L’Italia deve abbattere il debito pubblico e così tornano di moda le privatizzazioni. Ma non avremmo forse maggiori benefici da un aumento della partecipazione dello Stato nelle aziende sane? Una prospettiva solo contabile rischia di compromettere ulteriormente la nostra posizione in futuro.
TUTTI D’ACCORDO SULLE PRIVATIZZAZIONI?
L’Italia rischia di trovarsi al di fuori dei parametri del Patto di stabilità e crescita, per colpa del suo debito. (1) Infatti, l’elevato debito pubblico e la conseguente spesa per interessi non solo fanno del nostro paese uno degli elementi di criticità per l’Eurozona, ma contribuiscono a una pressione fiscale troppo alta, a una estrema rigidità del bilancio pubblico e a una maggiore difficoltà nell’accesso ai capitali.
Da qui la rinnovata spinta – per ora solo nelle parole – verso le privatizzazioni. (2) A dispetto dell’apparente consenso, confermato dall’esplicita menzione nella lettera della Bce al Governo italiano del 5 agosto 2011, il tema è più controverso di quanto possa apparire. (3) Infatti, mentre quasi tutti concordano, in teoria, sull’opportunità di cedere le società pubbliche attive nei servizi pubblici locali e gli immobili pubblici, ben pochi si spingono al punto di invocare la vendita delle grandi e redditizie partecipate dal Tesoro e dalla Cdp: Eni, Enel, Terna, e poi Poste, Trenitalia e così via.
Ovviamente, l’operazione di cessione è tanto più facilmente realizzabile quanto più gli “oggetti” in vendita sono valorizzabili senza bisogno di procedere a pesanti riorganizzazioni o addirittura riforme della disciplina dei settori di riferimento. In altre parole, gli asset più semplici da alienare sono le partecipazioni a società quotate attive in settori liberalizzati: Eni ed Enel. In tutti gli altri casi, prima di procedere alla privatizzazione è necessario operare forme di riorganizzazione societaria (per esempio l’unbundling della rete ferroviaria da Ferrovie dello Stato o la separazione di Bancoposta da Poste), liberalizzazioni che garantiscano condizioni concorrenziali eque per tutti e, in alcuni casi, addirittura censimenti e complesse operazioni finanziarie di riallocazione della proprietà (per gli immobili). (4)

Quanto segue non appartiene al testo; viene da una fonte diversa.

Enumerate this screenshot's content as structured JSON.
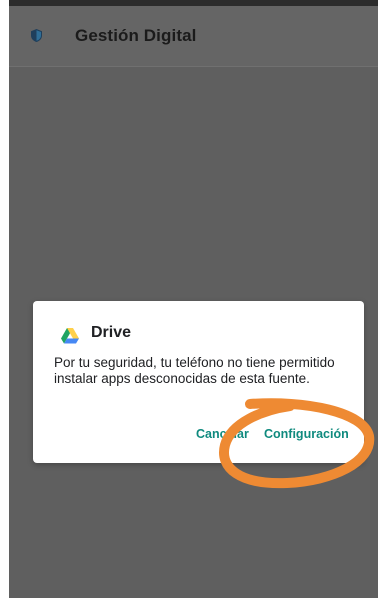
{
  "app_bar": {
    "icon": "shield-icon",
    "title": "Gestión Digital"
  },
  "dialog": {
    "icon": "google-drive-icon",
    "title": "Drive",
    "message": "Por tu seguridad, tu teléfono no tiene permitido instalar apps desconocidas de esta fuente.",
    "cancel_label": "Cancelar",
    "settings_label": "Configuración"
  },
  "colors": {
    "scrim": "#5f5f5f",
    "button_text": "#0f8a7e",
    "highlight_annotation": "#ee8a33"
  }
}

Tuttavia, una comune obiezione è che le aziende in questione pagano dividendi, che non possono essere trascurati per capire l’effetto contabile delle cessioni. Se ne sono molto opportunamente occupati Mariano Bella, Silvio Di Sanzo e Luciano Mauro in un interessante intervento su lavoce.info.

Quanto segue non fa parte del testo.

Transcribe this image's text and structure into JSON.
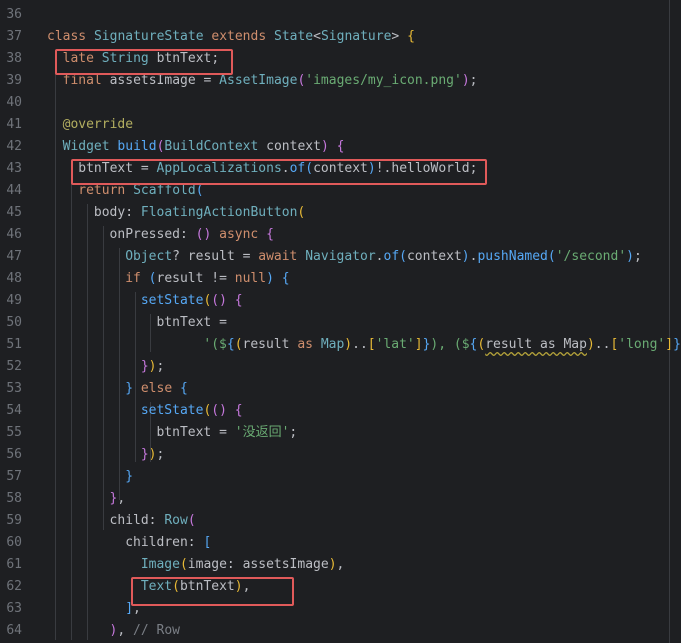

Gli autori prendono le mosse dal confronto tra il rendimento dell’investimento in Eni ed Enel e il costo del debito, per giungere a una conclusione che può apparire contro-intuitiva: la privatizzazione “avrebbe effetti negativi sull’indebitamento netto”. Ne segue che “se è sbagliato vendere, è giusto comprare. Ma dove trovare le risorse per farlo? A debito, of course. Successivamente, con ciò che si guadagnerebbe in termini di indebitamento netto (si incassano più dividendi di quanto si paghi di interessi passivi), si investirebbe per la crescita che farebbe giungere il paese al 2016 con maggiore debito in valore assoluto, ma con un minore rapporto debito-Pil”.
LA CONCORRENZA CHE MANCA
Hanno ragione, Bella, Di Sanzo e Mauro? Ce l’avrebbero se il loro ragionamento non contenesse due insidie. Una, marginale, è che confrontano il rendimento dell’investimento in Eni ed Enel col costo medio del debito, il quale tuttavia riflette la sua composizione storica, inclusi i titoli venduti nel passato quando i tassi di interesse erano più contenuti e quelli a media o breve scadenza. Il senso contabile di una privatizzazione sta nel rinnovare una quota inferiore di debito, quindi il corretto benchmark non è il costo medio di tutti i titoli, ma il costo dei Btp a dieci anni. Se si svolge il confronto in questi termini, il ragionamento contabile resta valido, ma il beneficio atteso ne risulta assai ridotto (figura 1).
Figura 1 – Rendimento Eni-Enel vs. costo medio del debito e tassi di interesse sui Btp a 10 anni per anno di emissione (2007-2012) (%).
Fonte: Eni, Enel, Borsa italiana per i rendimenti Eni-Enel; Eurostat per il costo medio del debito; dipartimento del Tesoro per i rendimenti dei Btp a 10 anni.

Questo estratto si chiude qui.